Мою мать звали Элеонора. От нее я унаследовала светлые волосы. Она была такой блондинкой, что, когда сидела против света, ее волосы казались совсем белыми, и меня это поражало, как будто мне виделась ее будущая старость. Глаза у нее были голубые, кожа прозрачная: эти черты достались ей от матери-австрийки, известной драматической актрисы, которая оставила сцену и вышла замуж за моего деда, итальянского артиллерийского офицера. Мама получила свое имя в память о «Кукольном доме» Ибсена, в котором бабушка часто играла на своих творческих вечерах. Два-три раза в год, в редкие выходные дни, которые она себе позволяла, мама усаживала меня рядом с собой, открывала нашу «коробку с фотографиями» и показывала мне портреты моей бабушки. Она всегда выглядела очень элегантно: в сценических нарядах, в эффектных шляпках, украшенных перьями, с жемчугом в распущенных волосах; мне с трудом верилось, что это действительно моя бабушка, наша родственница, и что она может приехать к нам, в дом, где мы жили, и войти в нашу парадную, где звенит молоточек сапожника-консьержа. Я знала наизусть все названия пьес, в которых она играла, и имена всех героинь. Мама хотела, чтобы я приобщилась к театру, поэтому пересказывала мне сюжеты трагедий, читала вслух ключевые сцены и радовалась, когда я думала, что имена героев – это имена членов нашей семьи. Чудесные были часы. Систа слушала эти рассказы, сидя в уголке, спрятав руки под фартук, и своим присутствием как будто хотела подтвердить правдивость этих дивных историй.

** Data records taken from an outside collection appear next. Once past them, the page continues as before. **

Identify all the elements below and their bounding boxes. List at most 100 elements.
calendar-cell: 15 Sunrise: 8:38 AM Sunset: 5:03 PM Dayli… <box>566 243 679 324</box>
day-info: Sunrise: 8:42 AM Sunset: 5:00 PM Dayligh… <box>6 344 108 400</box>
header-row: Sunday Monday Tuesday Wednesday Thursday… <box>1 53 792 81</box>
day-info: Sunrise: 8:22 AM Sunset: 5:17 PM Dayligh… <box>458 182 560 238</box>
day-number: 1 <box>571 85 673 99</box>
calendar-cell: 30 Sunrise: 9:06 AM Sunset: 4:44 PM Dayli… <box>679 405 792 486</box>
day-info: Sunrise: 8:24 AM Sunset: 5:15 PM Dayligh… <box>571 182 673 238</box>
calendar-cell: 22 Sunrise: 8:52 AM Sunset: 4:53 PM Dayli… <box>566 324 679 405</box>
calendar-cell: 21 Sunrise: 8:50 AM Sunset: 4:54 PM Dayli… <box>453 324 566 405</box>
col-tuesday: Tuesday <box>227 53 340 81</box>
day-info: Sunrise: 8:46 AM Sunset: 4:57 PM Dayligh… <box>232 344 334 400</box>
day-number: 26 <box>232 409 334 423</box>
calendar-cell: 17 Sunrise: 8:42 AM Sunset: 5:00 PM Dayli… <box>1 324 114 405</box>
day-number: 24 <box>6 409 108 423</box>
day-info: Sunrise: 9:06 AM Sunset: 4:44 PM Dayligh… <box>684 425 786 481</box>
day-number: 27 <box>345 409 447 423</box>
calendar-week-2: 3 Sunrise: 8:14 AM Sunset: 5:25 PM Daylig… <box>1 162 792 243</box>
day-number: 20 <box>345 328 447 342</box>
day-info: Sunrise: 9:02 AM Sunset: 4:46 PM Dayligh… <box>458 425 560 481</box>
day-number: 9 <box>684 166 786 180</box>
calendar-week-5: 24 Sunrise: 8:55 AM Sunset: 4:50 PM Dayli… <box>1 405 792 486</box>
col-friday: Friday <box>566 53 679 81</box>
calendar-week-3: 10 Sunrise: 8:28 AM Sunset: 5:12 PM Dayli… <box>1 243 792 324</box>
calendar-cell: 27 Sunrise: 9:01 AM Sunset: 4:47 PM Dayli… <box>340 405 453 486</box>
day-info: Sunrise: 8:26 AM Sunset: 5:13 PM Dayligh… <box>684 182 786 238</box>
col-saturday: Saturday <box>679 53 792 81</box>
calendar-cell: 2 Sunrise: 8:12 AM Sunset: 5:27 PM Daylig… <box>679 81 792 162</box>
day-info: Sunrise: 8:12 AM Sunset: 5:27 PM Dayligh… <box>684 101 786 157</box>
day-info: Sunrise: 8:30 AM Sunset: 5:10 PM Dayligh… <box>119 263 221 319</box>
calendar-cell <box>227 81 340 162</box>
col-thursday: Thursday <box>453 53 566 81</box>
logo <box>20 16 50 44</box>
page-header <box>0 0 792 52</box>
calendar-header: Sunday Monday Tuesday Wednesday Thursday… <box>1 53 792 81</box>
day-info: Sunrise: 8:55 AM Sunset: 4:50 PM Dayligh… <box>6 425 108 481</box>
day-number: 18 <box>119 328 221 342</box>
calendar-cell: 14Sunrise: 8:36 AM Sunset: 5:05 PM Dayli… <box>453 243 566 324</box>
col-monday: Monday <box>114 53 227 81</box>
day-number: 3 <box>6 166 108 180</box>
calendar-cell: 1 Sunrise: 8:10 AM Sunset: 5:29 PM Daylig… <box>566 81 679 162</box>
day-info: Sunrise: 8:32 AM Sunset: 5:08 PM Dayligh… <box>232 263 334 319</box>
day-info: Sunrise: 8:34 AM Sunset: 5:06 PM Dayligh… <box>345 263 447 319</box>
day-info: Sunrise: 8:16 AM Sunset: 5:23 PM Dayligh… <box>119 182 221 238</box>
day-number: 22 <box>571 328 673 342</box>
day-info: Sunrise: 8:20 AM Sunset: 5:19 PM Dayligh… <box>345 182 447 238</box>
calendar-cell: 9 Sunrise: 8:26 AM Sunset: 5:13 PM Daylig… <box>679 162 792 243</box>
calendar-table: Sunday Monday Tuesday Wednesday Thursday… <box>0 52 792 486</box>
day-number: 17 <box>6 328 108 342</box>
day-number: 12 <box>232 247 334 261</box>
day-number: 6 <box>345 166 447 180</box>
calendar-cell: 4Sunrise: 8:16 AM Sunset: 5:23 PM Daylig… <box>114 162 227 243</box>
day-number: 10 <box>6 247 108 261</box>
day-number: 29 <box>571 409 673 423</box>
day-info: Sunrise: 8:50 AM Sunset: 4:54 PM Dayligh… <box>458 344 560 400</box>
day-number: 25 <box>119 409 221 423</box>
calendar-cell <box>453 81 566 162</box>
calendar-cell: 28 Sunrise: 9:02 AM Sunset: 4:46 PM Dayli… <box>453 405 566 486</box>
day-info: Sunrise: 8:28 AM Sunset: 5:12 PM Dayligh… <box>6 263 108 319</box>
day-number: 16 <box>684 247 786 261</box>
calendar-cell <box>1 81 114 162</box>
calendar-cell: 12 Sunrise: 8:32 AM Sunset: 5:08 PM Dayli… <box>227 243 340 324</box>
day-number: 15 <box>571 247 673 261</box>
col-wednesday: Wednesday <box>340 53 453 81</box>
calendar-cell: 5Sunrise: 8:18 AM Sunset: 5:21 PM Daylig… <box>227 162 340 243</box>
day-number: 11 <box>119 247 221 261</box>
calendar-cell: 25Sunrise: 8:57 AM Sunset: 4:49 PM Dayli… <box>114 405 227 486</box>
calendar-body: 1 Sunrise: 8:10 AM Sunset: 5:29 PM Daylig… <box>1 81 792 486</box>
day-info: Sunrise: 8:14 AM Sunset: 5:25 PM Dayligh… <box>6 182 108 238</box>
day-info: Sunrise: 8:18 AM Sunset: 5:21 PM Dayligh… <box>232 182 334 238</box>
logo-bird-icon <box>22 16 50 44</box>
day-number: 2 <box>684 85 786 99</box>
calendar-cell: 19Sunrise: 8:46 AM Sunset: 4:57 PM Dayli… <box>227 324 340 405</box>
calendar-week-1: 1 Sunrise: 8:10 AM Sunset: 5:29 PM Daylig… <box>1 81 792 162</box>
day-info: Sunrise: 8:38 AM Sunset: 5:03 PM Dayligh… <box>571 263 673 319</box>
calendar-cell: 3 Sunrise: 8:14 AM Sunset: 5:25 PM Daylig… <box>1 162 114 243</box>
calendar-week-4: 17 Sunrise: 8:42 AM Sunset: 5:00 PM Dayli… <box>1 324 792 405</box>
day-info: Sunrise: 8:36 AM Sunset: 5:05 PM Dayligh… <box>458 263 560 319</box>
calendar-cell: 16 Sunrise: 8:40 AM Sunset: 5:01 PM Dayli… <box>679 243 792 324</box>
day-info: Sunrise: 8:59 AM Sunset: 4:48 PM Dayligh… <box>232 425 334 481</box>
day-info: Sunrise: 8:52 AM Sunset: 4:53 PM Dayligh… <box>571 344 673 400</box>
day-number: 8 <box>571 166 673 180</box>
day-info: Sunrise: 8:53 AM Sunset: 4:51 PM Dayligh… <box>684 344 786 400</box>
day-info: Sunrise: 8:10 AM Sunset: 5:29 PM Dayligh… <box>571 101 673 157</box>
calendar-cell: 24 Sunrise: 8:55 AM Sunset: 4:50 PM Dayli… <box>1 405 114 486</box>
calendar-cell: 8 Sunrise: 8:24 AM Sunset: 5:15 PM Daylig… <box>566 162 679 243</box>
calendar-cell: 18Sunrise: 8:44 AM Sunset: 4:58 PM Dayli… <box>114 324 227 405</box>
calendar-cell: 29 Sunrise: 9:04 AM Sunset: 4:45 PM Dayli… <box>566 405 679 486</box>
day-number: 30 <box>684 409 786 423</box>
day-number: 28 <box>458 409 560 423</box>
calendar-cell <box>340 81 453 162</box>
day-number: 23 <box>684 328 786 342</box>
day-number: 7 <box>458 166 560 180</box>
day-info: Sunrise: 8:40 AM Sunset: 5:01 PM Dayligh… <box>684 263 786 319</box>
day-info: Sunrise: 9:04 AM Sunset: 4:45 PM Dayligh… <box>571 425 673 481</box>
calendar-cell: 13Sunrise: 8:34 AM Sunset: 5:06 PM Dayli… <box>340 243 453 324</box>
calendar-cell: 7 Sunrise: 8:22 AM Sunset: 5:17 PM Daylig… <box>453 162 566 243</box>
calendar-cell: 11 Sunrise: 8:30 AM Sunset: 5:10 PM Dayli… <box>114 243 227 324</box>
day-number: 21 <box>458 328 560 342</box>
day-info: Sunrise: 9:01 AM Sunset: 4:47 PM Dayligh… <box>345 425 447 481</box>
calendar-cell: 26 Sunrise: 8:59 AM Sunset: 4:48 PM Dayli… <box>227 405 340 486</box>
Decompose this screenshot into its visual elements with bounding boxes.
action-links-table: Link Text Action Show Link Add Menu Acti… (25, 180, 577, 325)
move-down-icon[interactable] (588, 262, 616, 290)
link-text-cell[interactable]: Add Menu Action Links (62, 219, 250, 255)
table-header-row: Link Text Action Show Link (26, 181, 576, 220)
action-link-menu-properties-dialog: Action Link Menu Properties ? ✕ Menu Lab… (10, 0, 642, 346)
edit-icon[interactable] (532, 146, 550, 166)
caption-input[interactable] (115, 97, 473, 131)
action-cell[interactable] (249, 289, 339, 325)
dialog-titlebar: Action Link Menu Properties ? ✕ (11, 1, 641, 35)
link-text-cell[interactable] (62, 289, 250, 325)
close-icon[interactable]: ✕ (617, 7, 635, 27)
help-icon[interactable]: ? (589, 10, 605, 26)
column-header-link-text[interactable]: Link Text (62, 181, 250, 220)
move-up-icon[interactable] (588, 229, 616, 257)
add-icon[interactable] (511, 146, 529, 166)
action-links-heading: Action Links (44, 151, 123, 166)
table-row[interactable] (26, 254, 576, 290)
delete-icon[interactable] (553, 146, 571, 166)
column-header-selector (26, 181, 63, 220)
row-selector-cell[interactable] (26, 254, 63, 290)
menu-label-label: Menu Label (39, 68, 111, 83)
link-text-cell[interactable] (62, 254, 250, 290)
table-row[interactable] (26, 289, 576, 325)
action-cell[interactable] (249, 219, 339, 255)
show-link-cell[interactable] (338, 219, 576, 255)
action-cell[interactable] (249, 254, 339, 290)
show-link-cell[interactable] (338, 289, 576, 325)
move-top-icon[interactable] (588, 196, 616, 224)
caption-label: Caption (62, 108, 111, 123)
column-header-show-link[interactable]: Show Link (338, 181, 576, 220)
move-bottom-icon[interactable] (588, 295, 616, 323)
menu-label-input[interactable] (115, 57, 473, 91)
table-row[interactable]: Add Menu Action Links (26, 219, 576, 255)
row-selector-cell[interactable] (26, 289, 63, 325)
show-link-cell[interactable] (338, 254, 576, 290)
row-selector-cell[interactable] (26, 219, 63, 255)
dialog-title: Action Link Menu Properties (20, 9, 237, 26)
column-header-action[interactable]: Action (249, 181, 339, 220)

В той же коробке лежали фотографии родственников моего отца: семья мелких абруццких землевладельцев, немногим больше простых крестьян. Женщины с пышной грудью, стиснутой черными корсетами; волосы у всех разделены на пробор и спадают двумя тяжелыми косами по обе стороны массивных лиц. Там же была фотография моего деда по отцовской линии в темном пиджаке, с галстуком-бабочкой.

«Они хорошие люди, – говорила моя мама. – Деревенские». Мы часто получали от них мешки с мукой и корзины фаршированного орехами инжира, очень вкусного; но ни одну из моих тетушек не звали Офелия, Дездемона или Джульетта, а я не настолько любила поесть, чтобы предпочесть миндальный торт любовным трагедиям Шекспира. На абруццкое родство, с молчаливого согласия мамы, мы смотрели с презрением. Корзины, покрытые грубой тканью, обметанной по краям, открывались без интереса и даже – несмотря на нашу бедность – как бы немного вынужденно. Только Систа ценила содержимое и ревностно оберегала его.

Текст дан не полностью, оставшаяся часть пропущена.